In a Monday note to clients, the bank outlines the reasons behind this prediction, noting that the current economic backdrop increasingly mirrors the fundamental criteria of this optimistic scenario.
The idea of a “Roaring ‘20s” scenario, likened to the economic boom of the 1990s, hinges on strong GDP growth, moderate inflation, and stable interest rates.
Strategists highlight that for this regime to materialize, sustained growth above 2.5%, inflation between 2-3%, and a Fed funds rate of around 3.5% are necessary. These conditions, supported by robust capital expenditure (capex) and AI investments, could boost productivity, resulting in long-term economic benefits.
This bullish outlook, which seemed unlikely during the height of inflationary concerns, is now more plausible.

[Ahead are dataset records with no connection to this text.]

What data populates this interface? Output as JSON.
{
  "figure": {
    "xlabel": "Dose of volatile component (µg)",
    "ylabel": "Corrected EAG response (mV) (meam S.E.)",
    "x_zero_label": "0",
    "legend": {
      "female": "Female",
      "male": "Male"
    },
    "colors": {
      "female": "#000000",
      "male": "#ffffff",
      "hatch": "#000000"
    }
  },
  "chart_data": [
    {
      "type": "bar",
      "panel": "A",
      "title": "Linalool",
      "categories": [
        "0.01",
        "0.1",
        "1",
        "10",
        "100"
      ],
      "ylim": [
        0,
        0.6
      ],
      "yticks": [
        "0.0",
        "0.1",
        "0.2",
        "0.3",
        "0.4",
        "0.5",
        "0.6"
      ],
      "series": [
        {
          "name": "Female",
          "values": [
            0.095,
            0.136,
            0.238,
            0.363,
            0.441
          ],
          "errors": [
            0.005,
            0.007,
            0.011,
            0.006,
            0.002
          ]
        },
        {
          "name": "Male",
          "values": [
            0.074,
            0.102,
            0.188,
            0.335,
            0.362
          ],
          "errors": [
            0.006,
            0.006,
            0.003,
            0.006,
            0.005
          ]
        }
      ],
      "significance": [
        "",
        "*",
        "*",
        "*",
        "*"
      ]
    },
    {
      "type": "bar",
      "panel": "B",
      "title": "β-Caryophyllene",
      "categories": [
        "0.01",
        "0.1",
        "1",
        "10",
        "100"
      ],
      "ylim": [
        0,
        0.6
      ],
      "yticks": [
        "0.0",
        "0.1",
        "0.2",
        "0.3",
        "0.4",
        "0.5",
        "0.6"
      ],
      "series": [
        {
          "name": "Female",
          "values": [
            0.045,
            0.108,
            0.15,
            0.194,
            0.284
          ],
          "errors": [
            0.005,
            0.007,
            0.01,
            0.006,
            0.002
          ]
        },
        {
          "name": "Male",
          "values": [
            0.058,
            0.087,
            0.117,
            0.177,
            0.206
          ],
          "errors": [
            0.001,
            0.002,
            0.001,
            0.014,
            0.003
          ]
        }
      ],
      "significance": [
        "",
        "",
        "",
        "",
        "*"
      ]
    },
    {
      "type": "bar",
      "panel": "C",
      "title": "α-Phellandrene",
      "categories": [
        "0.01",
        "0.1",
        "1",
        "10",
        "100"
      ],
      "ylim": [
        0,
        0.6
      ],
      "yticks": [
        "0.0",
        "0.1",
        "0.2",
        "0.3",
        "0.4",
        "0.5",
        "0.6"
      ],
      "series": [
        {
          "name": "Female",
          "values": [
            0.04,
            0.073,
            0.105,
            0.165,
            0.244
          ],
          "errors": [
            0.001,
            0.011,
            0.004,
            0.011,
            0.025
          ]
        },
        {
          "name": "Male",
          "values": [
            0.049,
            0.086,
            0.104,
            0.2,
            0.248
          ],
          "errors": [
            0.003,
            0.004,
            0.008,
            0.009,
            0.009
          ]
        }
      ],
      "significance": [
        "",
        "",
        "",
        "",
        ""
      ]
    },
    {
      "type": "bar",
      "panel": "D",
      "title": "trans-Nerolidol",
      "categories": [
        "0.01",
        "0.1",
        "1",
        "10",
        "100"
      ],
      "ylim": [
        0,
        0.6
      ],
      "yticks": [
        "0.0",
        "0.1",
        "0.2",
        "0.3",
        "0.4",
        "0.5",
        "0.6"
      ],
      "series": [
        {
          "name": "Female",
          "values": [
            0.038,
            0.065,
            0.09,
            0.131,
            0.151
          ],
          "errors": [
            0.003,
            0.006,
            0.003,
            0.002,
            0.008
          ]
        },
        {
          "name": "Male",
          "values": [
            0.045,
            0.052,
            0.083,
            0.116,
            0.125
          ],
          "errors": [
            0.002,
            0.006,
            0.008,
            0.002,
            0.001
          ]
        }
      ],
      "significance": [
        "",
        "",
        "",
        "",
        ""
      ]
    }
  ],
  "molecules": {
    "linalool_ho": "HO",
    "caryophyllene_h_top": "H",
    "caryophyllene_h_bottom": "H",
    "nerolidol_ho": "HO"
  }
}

Recent revisions to GDP and gross domestic income (GDI) indicate stronger consumer demand than previously thought, with real GDI growth revised up by 1.3 percentage points in 2023 and 0.7 percentage points in 2022. UBS notes that this demand shock has been a significant factor in driving economic performance, keeping recession risks at bay for now.
Monetary policy also plays a crucial role in this scenario. UBS sees the Federal Reserve’s recent signaling as supportive of a Roaring ‘20s outcome.

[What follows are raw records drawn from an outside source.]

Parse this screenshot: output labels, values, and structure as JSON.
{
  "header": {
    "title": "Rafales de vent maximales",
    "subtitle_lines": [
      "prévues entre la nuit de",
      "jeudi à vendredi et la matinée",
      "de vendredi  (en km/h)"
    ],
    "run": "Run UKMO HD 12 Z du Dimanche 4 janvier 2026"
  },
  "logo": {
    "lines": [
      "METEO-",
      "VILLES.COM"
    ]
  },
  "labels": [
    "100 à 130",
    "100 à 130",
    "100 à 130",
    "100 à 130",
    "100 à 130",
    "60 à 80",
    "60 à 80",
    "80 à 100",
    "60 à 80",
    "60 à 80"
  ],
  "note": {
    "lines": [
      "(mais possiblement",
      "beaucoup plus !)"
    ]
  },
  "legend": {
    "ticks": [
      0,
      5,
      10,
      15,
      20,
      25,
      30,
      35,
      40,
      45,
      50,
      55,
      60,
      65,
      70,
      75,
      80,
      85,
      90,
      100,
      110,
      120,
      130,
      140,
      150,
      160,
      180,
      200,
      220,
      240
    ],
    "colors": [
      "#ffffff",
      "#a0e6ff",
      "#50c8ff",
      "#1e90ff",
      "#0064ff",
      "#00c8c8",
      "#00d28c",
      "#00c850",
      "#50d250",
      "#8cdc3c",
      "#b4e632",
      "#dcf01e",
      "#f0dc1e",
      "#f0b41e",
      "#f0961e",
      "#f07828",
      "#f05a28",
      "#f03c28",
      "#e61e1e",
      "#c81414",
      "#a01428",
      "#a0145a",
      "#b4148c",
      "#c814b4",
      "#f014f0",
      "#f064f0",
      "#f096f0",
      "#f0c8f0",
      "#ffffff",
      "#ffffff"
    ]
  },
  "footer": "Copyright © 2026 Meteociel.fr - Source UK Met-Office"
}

“The Fed starting rate cuts with a bold 50bps helps the near-term growth outlook at the margin,” strategists said in the note, with the Fed seemingly focused on maintaining full employment while inflation gradually declines. This approach, they suggest, could buy time for productivity and supply-side improvements to take root.
Still, strategists caution that certain challenges could derail this optimistic path, particularly a cooling labor market and sluggish manufacturing activity.

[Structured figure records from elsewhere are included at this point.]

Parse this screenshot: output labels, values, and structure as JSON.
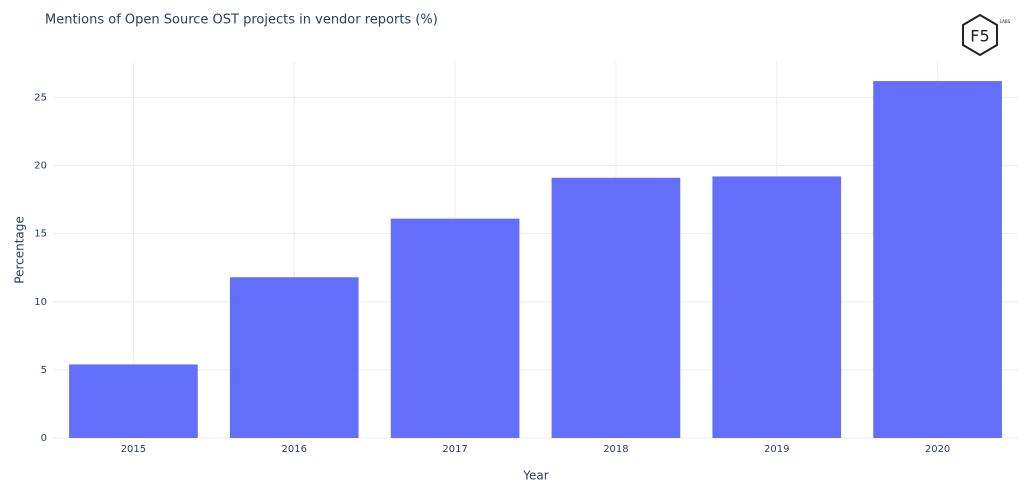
{
  "chart_data": {
    "type": "bar",
    "title": "Mentions of Open Source OST projects in vendor reports (%)",
    "x_label": "Year",
    "y_label": "Percentage",
    "categories": [
      "2015",
      "2016",
      "2017",
      "2018",
      "2019",
      "2020"
    ],
    "values": [
      5.4,
      11.8,
      16.1,
      19.1,
      19.2,
      26.2
    ],
    "color": "#636efa",
    "ylim": [
      0,
      27.6
    ],
    "yticks": [
      0,
      5,
      10,
      15,
      20,
      25
    ],
    "grid": true
  },
  "logo": {
    "text": "F5",
    "sub": "LABS"
  }
}
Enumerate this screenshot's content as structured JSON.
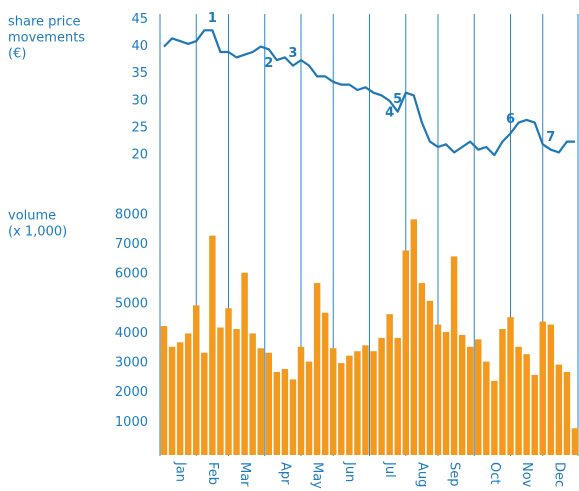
{
  "chart_data": [
    {
      "type": "line",
      "y_label": [
        "share price",
        "movements",
        "(€)"
      ],
      "categories": [
        null,
        null,
        "Jan",
        null,
        null,
        null,
        "Feb",
        null,
        null,
        null,
        "Mar",
        null,
        null,
        null,
        null,
        "Apr",
        null,
        null,
        null,
        "May",
        null,
        null,
        null,
        "Jun",
        null,
        null,
        null,
        null,
        "Jul",
        null,
        null,
        null,
        "Aug",
        null,
        null,
        null,
        "Sep",
        null,
        null,
        null,
        null,
        "Oct",
        null,
        null,
        null,
        "Nov",
        null,
        null,
        null,
        "Dec",
        null,
        null
      ],
      "values": [
        40,
        41.5,
        41,
        40.5,
        41,
        43,
        43,
        39,
        39,
        38,
        38.5,
        39,
        40,
        39.5,
        37.5,
        38,
        36.5,
        37.5,
        36.5,
        34.5,
        34.5,
        33.5,
        33,
        33,
        32,
        32.5,
        31.5,
        31,
        30,
        28,
        31.5,
        31,
        26,
        22.5,
        21.5,
        22,
        20.5,
        21.5,
        22.5,
        21,
        21.5,
        20,
        22.5,
        24,
        26,
        26.5,
        26,
        22,
        21,
        20.5,
        22.5,
        22.5
      ],
      "color": "#1f78b4",
      "ylim": [
        18,
        46
      ],
      "yticks": [
        20,
        25,
        30,
        35,
        40,
        45
      ],
      "annotations": [
        "1",
        "2",
        "3",
        "4",
        "5",
        "6",
        "7"
      ]
    },
    {
      "type": "bar",
      "y_label": [
        "volume",
        "(x 1,000)"
      ],
      "categories": [
        null,
        null,
        "Jan",
        null,
        null,
        null,
        "Feb",
        null,
        null,
        null,
        "Mar",
        null,
        null,
        null,
        null,
        "Apr",
        null,
        null,
        null,
        "May",
        null,
        null,
        null,
        "Jun",
        null,
        null,
        null,
        null,
        "Jul",
        null,
        null,
        null,
        "Aug",
        null,
        null,
        null,
        "Sep",
        null,
        null,
        null,
        null,
        "Oct",
        null,
        null,
        null,
        "Nov",
        null,
        null,
        null,
        "Dec",
        null,
        null
      ],
      "values": [
        4250,
        3550,
        3700,
        4000,
        4950,
        3350,
        7300,
        4200,
        4850,
        4150,
        6050,
        4000,
        3500,
        3350,
        2700,
        2800,
        2450,
        3550,
        3050,
        5700,
        4700,
        3500,
        3000,
        3250,
        3400,
        3600,
        3400,
        3850,
        4650,
        3850,
        6800,
        7850,
        5700,
        5100,
        4300,
        4050,
        6600,
        3950,
        3550,
        3800,
        3050,
        2400,
        4150,
        4550,
        3550,
        3300,
        2600,
        4400,
        4300,
        2950,
        2700,
        800
      ],
      "color": "#f39a1e",
      "ylim": [
        0,
        8300
      ],
      "yticks": [
        1000,
        2000,
        3000,
        4000,
        5000,
        6000,
        7000,
        8000
      ]
    }
  ]
}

A weaker-than-expected jobs report and continued tepid consumer confidence could dampen growth prospects. Moreover, external risks such as the U.S. election, global geopolitical tensions, and the impact of Hurricane Helene could introduce further uncertainty.
Overall, UBS remains cautiously optimistic, stating that the odds of a “Roaring ‘20s” economy are rising. The U.S. economy has already met the key criteria for this scenario, according to the bank.
The real question now is whether these favorable conditions will persist long enough to create sustained economic prosperity.
“With the mid-point of the 2020s only three months away, and the final stage of the post-pandemic normalization underway with the start of Fed rate cuts, it’s no longer too soon nor too optimistic to suggest that the US will experience a Roaring ‘20s economy,” strategists note, pointing to continued improvements on both the demand and supply sides, as well as in terms of monetary policy.
“The way things have been trending, it’s quite possible that by early 2025 only the most pessimistic investors will need rose-colored glasses to see a clear path to a Roaring ‘20s outcome,” they concluded.